Erving Goffman explora essa questão em seu livro, que possui a denominação que mencionei aqui, “Estigma”, em que ele traz essa referência à noção de inferioridade do “eu”:

“Ter consciência da inferioridade significa que a pessoa não pode afastar do pensamento a formulação de uma espécie de sentimento crônico do pior tipo de insegurança que conduz à ansiedade e, talvez a algo ainda pior, no caso de se considerar a inveja como realmente pior do que a ansiedade. O medo de que os outros possam desrespeitá-la por algo que ela exiba significa que ela sempre se sente insegura em seu contato com os outros; essa insegurança surge, não de fontes misteriosas e um tanto desconhecidas como uma grande parte de nossas ansiedades, mas de algo que ela não pode determinar. Isso representa uma deficiência quase fatal do sistema do “eu” na medida em que este não consegue disfarçar ou afastar uma formulação definida que diz ‘Eu sou inferior, portanto as pessoas não gostarão de mim e eu não poderei sentir-me seguro com elas’.”

Não é difícil ilustrar o peso estigmatizante recaído sobre os doentes mentais, por exemplo, quando pensarmos se, em algum momento de nossa infância nos deparamos com uma situação similar à seguinte: Uma casa de vizinhos ou parentes (ou mesmo a nossa casa), onde um dos membros dessa família permanecia quase que totalmente recluso num “quartinho” e isso servia para que, em nossas mentes infantis, imaginássemos diversas hipóteses que explicassem isso: Seria um monstro? Uma criatura extremamente assustadora ou contagiosa?
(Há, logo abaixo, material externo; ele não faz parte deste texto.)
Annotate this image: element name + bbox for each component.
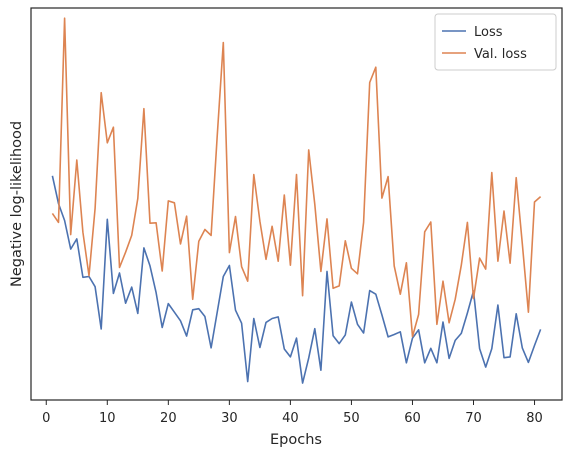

Esse era o “cuidado” em saúde mental adotado como prática em muitos casos num passado relativamente recente. E se pararmos para pensar, hoje muito dessa configuração com moldes “carcerários” utilizada para com os indivíduos com adoecimento mental grave permanece. O movimento para libertar essa parte da população dos “quartinhos” e dos modelos de cerceamento desses indivíduos acontece a um considerável tempo já, mas a prisão estigmatizante dessas pessoas ainda permanece no olhar e na percepção de boa parte do sistema. E quando falo em sistema, remeto primeiramente à percepção preconceituosa e de raso conhecimento presente em cada um de nós, se entendermos que o sistema de crenças, ideais e percepções de uma população nasce na individualidade de cada ser pertencente a ela.

E, esse mesmo sistema disfuncional de crenças, preconceitos e desconhecimento atinge outra das temáticas que que quero citar aqui hoje: a questão de gays, lésbicas, bissexuais, transexuais, travestis e demais que se enquadram ou se identificam inseridos nessa parte da população. Referir sobre o estigma empregado à população lgbtq não é discutir sobre um tema novo. O preconceito relacionado às orientações sexuais e às questões de gênero imprimem cenários disfuncionais na vida dos sujeitos há muito tempo. O fato é que esses modelos desaguaram num hoje de resistências múltiplas e olhares diversos e aprofundados sobre o que até bem pouco tempo atrás era nos dado como “é isso e ponto final”. É como pensar, utilizando a analogia pejorativa amplamente utilizada para se referir à comunidade lgbtq, que os “armários” do pensamento crítico e do olhar humanizado se abriram de fato e que não existe a possibilidade de eles se fecharem novamente, tampouco alguém retornar pra lá.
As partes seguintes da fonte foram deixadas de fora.